Снова что-то неладно было в доме Толстых. Лизанька Оболенская, гостившая в Ясной Поляне и летом 1896 года, в сентябрьском письме к дочери причины разлада обрисовывает эмоционально резко:
«Последний день моего пребывания в Ясной приехала тетя Соня. Молода, весела, нарядна, красива. В первый раз, что она была мне не очень приятна. Ее странное отношение к Танееву (говорю: странное, потому что не знаю, как назвать это чувство у 52-летней женщины) зашло так далеко, что Лев Николаевич, наконец, не выдержал и стал делать ей сцены: — она говорит ревности, а по-нашему, просто обиды, оскорбления и негодования. Тогда она стала бегать на Козловку будто бы кидаться под рельсы, пропадала целую ночь в саду, вообще скандалила страшно и измучила их вконец. Таня уехала к Олсуфьевым, а Маша совсем заболела от вечного напряжения нерв. Я понимаю, что нельзя уважать такой матери. Всё это было не теперь, а летом, в августе, после отъезда из Ясной этого „мешка со звуками“, как я его называю. С нее всё, как с гуся вода; по-прежнему весела и бодра, абонировалась на все концерты и знать ничего не хочет».
Неудивительно, что переменился и Толстой к Танееву, вдруг занявшему так много места в жизни семьи. Попытался философски воспринять новую напасть, перенеся недоброе чувство к Танееву в дневник, рельефно запечатлевший и его растерянность: «Танеев, который противен мне своей самодовольной, нравственной и, смешно сказать, эстетической (настоящей, не внешней) тупостью и его coq du village’ным положением у нас в доме. Это экзамен мне.

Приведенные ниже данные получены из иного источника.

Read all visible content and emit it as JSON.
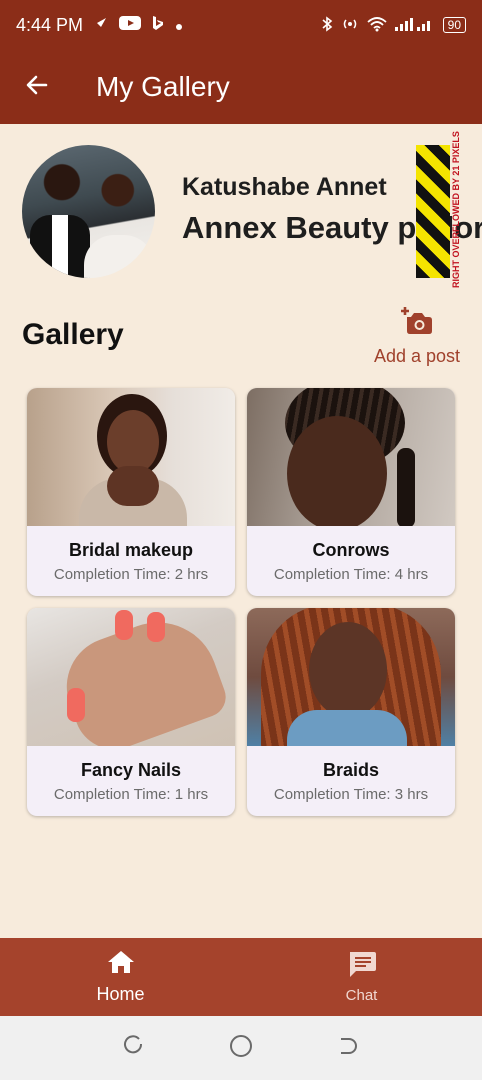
{
  "status_bar": {
    "time": "4:44 PM",
    "battery": "90",
    "icons": [
      "rocket-icon",
      "youtube-icon",
      "bing-icon",
      "dot-icon",
      "bluetooth-icon",
      "hotspot-icon",
      "wifi-icon",
      "signal-icon"
    ]
  },
  "app_bar": {
    "title": "My Gallery",
    "back_icon": "arrow-left-icon"
  },
  "profile": {
    "owner_name": "Katushabe Annet",
    "business_name": "Annex Beauty parlor"
  },
  "overflow_warning": "RIGHT OVERFLOWED BY 21 PIXELS",
  "gallery": {
    "title": "Gallery",
    "add_post_label": "Add a post",
    "add_post_icon": "add-photo-icon",
    "items": [
      {
        "title": "Bridal makeup",
        "subtitle": "Completion Time: 2 hrs"
      },
      {
        "title": "Conrows",
        "subtitle": "Completion Time: 4 hrs"
      },
      {
        "title": "Fancy Nails",
        "subtitle": "Completion Time: 1 hrs"
      },
      {
        "title": "Braids",
        "subtitle": "Completion Time: 3 hrs"
      }
    ]
  },
  "bottom_nav": {
    "items": [
      {
        "label": "Home",
        "icon": "home-icon",
        "active": true
      },
      {
        "label": "Chat",
        "icon": "chat-icon",
        "active": false
      }
    ]
  },
  "colors": {
    "header": "#8b2d18",
    "background": "#f7ebdc",
    "bottom_nav": "#a5432c",
    "accent": "#a0412c"
  }
}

Стараюсь не провалиться».
Татьяна Львовна, издергавшись, с тревогой уезжала в Никольское-Обольяново к Олсуфьевым с безрадостными воспоминаниями о яснополянском лете:
«Последнее время в Ясной Поляне я ровно ничего не могла делать: то я стояла у окна и слушала интонации голоса разговаривающих папа и мама, то бежала разыскивать мама, то мне казалось, что Андрюша и Миша перешептываются о чем-то нехорошем, то, что от Миши вином пахнет, и это меня повергало в уныние и такую грусть, что сердце щемило и физически тошно делалось».